-“Köşeni takip ediyorum.’Ekonomi kötü. Daha da kötüye gidiyor’ diye yazıp duruyorsun. Ama gel gör ki ülke 9 gün tatil yapabiliyor. Turistik yerlerin tamamı dolup taşıyor. Tatile gidemeyenler de Eskişehir’deki mekanları dolduruyor. Bayramda şöyle bir gezdim şehri, her yer tıklım tıklımdı. Ekonomisi kötü olan ülkede bunlar olur mu?” diye bir mail atmış okurumuz.
Tespit doğru mu doğru…
Ancak…
Maili okur okumaz aklımıza şu Karadeniz fıkrası geldi:
Temel Tıp Fakültesi’nden yeni mezun olur.
Diplomayı alır almaz taze bir doktor olarak memleketi Trabzon’a, üstelik evinin olduğu mahalleye hekim olarak atanır.
Heyecanla gider evine…
Zira ilk muayene edeceği hasta çok önemlidir.

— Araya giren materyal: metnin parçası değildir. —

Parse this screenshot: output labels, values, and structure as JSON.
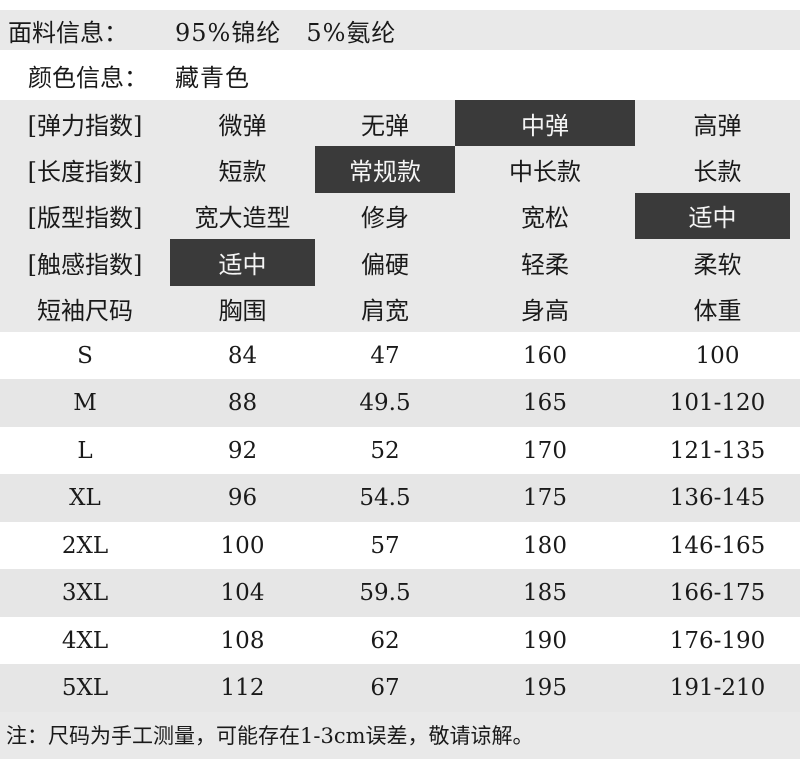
{
  "fabric": {
    "label": "面料信息：",
    "value": "95%锦纶　5%氨纶"
  },
  "color": {
    "label": "颜色信息：",
    "value": "藏青色"
  },
  "indices": [
    {
      "label": "[弹力指数]",
      "options": [
        "微弹",
        "无弹",
        "中弹",
        "高弹"
      ],
      "active": 2
    },
    {
      "label": "[长度指数]",
      "options": [
        "短款",
        "常规款",
        "中长款",
        "长款"
      ],
      "active": 1
    },
    {
      "label": "[版型指数]",
      "options": [
        "宽大造型",
        "修身",
        "宽松",
        "适中"
      ],
      "active": 3
    },
    {
      "label": "[触感指数]",
      "options": [
        "适中",
        "偏硬",
        "轻柔",
        "柔软"
      ],
      "active": 0
    }
  ],
  "size_table": {
    "headers": [
      "短袖尺码",
      "胸围",
      "肩宽",
      "身高",
      "体重"
    ],
    "rows": [
      [
        "S",
        "84",
        "47",
        "160",
        "100"
      ],
      [
        "M",
        "88",
        "49.5",
        "165",
        "101-120"
      ],
      [
        "L",
        "92",
        "52",
        "170",
        "121-135"
      ],
      [
        "XL",
        "96",
        "54.5",
        "175",
        "136-145"
      ],
      [
        "2XL",
        "100",
        "57",
        "180",
        "146-165"
      ],
      [
        "3XL",
        "104",
        "59.5",
        "185",
        "166-175"
      ],
      [
        "4XL",
        "108",
        "62",
        "190",
        "176-190"
      ],
      [
        "5XL",
        "112",
        "67",
        "195",
        "191-210"
      ]
    ]
  },
  "note": "注：尺码为手工测量，可能存在1-3cm误差，敬请谅解。",
  "colors": {
    "band_bg": "#e9e9e9",
    "row_alt_bg": "#e6e6e6",
    "active_bg": "#3a3a3a",
    "active_text": "#f5f5f5",
    "text": "#1a1a1a"
  }
}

Evde heyecanla yarının olmasını ve ilk hastasını muayene edeceğini hayal ederken birden kapı çalar.
Gelen komşuları Fadime teyzedir.
-“Uşağım ne olur şu Dursun amcana bir bak. İki gündür hasta yazık” der.

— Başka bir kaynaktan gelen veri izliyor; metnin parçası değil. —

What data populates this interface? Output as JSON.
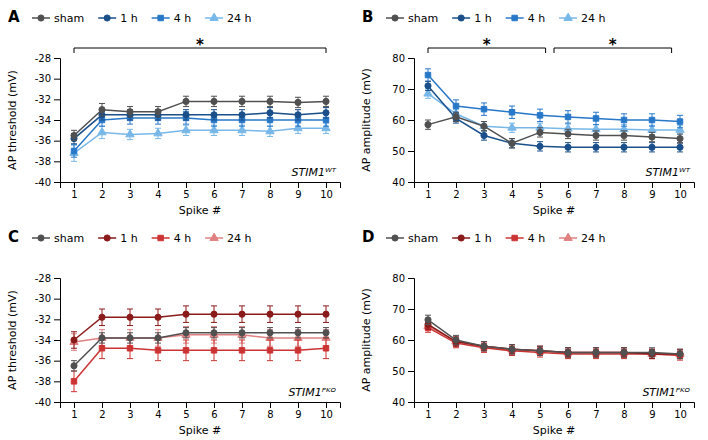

İlk hastasının komşusu olmasının hayal kırıklığıyla çaresiz gider komşu evine ve başlar Dursun amca ile konuşmaya.
-Dursun amca neyin var?
-İshal oldum galiba. Motor hiç durmuyor.
Bunun üzerine sevinir Temel. Ne de olsa ilk hastası bir ilaçla tedavi edilecek bir rahatsızlık.
Ama gel gör ki, ishali kesecek olan ve çok iyi bildiği ilacın ismi bir türlü aklına gelmez…

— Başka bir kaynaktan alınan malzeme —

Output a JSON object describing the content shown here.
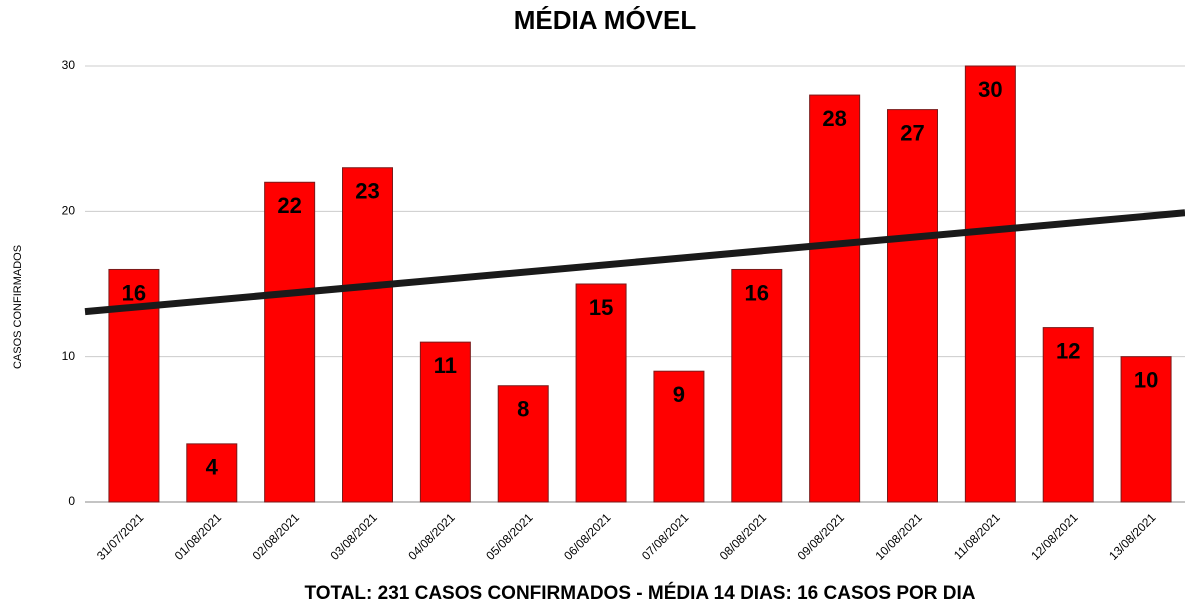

çantasını karıştırırken bir sakinleştirici ilaç olan Xanax’ı bulur…
“nasıl olsa eve gidince ishal ilacının ismini hatırlarım” diye düşünüp, sakinleştiriciyi de Dursun Amca’ya içmesi için verip, “ben yarın yine kontrole geleceğim” diyerek evden ayrılır.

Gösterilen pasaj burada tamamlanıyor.